Every Dynamics project has the same conversation. “Can we hide that field unless…” “Can this tab only show when…” “Can the subgrid disappear if…” Yea. All of it. That’s what this script does.
The Field That Started It
Client project. Combo box on the form. Extra field needed to appear, but only for one of the options. Not the other two. Standard ask, standard fix, twenty minutes of JS and move on.
Except I sat there after writing it and thought, hang on. This same pattern is going to come up again next week. And the week after. And it’s not just fields. It’s tabs, sections, subgrids, the lot.
So instead of writing the same five lines every time with slightly different variable names, I made one helper. Then I made it for everything else too.
Why Not Just Use Business Rules
Fair question. Business rules cover some of this. The maker/editor config panel covers a bit more. But once you’ve got more than a couple of conditions, or you want to do something the UI doesn’t expose (like prompt before clearing a subgrid), you’re back in JS anyway.

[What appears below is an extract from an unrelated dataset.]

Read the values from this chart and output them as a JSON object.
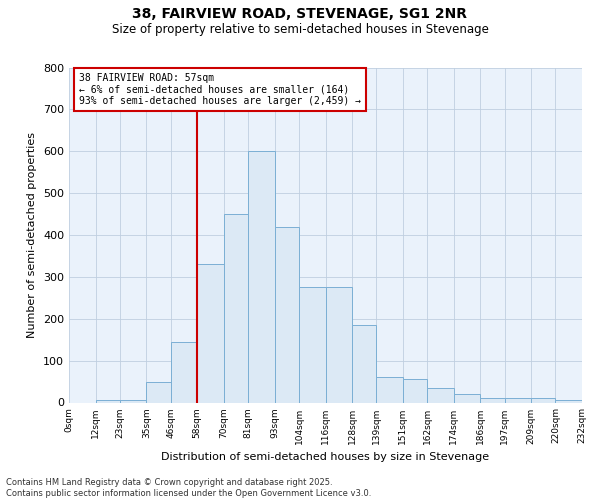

The maker config is lacking. Not customisable as much as I’d like. I do see why it’s locked down (kinda), keeping low-code low-code and all that. But the moment a real requirement lands, you’re writing script.
So if you’re writing script, you might as well write it once.
What’s In It
CrmHelpers is a single object with five functions. Each one takes the execution context, the field that triggers the change, the value to match against, and whatever you’re hiding or showing.
toggleControl— show/hide a single fieldtoggleSection— show/hide a section in a tabtoggleTab— show/hide a whole tabtoggleSubgrid— show/hide a subgrid, with optional “make sure it’s empty first” prompttrackInitialValue— call on form load so subgrid revert works
The match logic is the bit I’m most pleased with. You can pass the option set value as a number, the value as a string, or the label itself. All three work. So you don’t have to remember whether it’s 100000001 or "Partner", just give it whatever you’ve got.
The Subgrid One
This is where it earns its keep. Hiding a subgrid is fine. Hiding a subgrid that already has records in it is a problem, because the user thinks they’re gone, but the data’s still sat there in the related table.
So toggleSubgrid has a requireEmpty flag. If it’s true, and someone tries to change the field while there are still rows in the grid, it pops an alert telling them to clear the records first, and reverts the field back to its previous value.
That’s why trackInitialValue exists. Without it there’s nothing to revert to.
How You Use It
Drop the script on the form as a web resource. Wire each function up to the OnChange of the trigger field. One line per rule.
CrmHelpers.toggleControl(executionContext, "account_type", "Partner", "new_description");
CrmHelpers.toggleTab(executionContext, "account_type", "Partner", "tab_services");
CrmHelpers.toggleSubgrid(executionContext, "account_type", "Partner", "PartnerGrid", true);
That’s it. Three rules, three lines. No copy-pasting twenty lines of getAttribute / getValue / setVisible boilerplate per form.
What It Is Now
- One script, drop on any form
- Handles fields, sections, tabs, subgrids
- Match by option value or label, doesn’t care which
- Subgrid hide with empty-check and revert
- Initial value tracking for the revert to actually work
What’s Next
Maybe nothing. I might never touch this again. But if I do, here’s what’s probably on the list:
toggleRequiredfor setting fields required or optional on the same trigger patterntoggleDisabledwhile I’m in there- Multi-select option set support, which is a known gap
We’ll see if a project ever pushes me back to it.
A Note on the Tidy-Up
Before publishing I asked Claude to review the script. It gave me a B+ (cheers) and flagged that the match logic was copy-pasted across four functions. So I let it do the dedupe pass and pull the shared bit into a _matches helper.
Original logic and the API design are mine. The “stop repeating yourself you muppet” pass was AI. Credit where it’s due.
Repo’s here: github.com/R4RD0/CrmHelpers. MIT licenced, do what you like with it.